I am trying to set a wallpaper with a group policy but I can't seem to get it to work without enabling active desktop. When I do enable active desktop the wallpaper loads behind a webpage which sits as the desktop background. Please help how do I set a wallpaper through active directory without having to use active desktop..
Thanks


----------



## cwallace (Apr 17, 2007)

Exactly the same thing here.

I cannot have that webpage on the desktop...

I found some information about making a registry entry for it, but I don't know how to apply a registry entry via GPO.

If it is possible I think this code will work fine.

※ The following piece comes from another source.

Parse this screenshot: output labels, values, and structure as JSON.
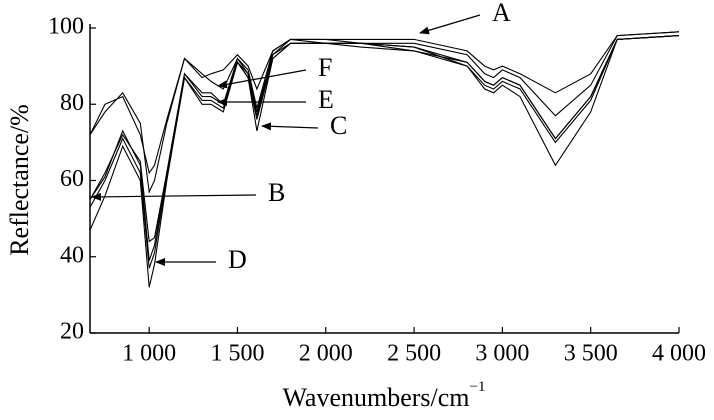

*This defines the path and style (0-center 1-tile 2-stretch) of the Active Desktop wallpaper and prevents users from changing the image or its presentation
[HKEY_CURRENT_USER\Software\Microsoft\Windows\Curre ntVersion\Policies\System]
"Wallpaper"="C:\\WINDOWS\\Web\\Logo.bmp"
"WallpaperStyle"="2"

*This defines the path and style of the normal desktop wallpaper.
[HKEY_CURRENT_USER\Control Panel\Desktop]
"Wallpaper"="C:\\WINDOWS\\Web\\Logo.bmp"
"WallpaperStyle"="2"

*This turns off Active Desktop however the restrictions still apply to the normal desktop.
[HKEY_CURRENT_USER\Software\Microsoft\Windows\Curre ntVersion\Policies\Explorer]
"NoActiveDesktop"="1"

If I knew how to make THAT active on the local machines via GPO everything would be fine...

Chris


----------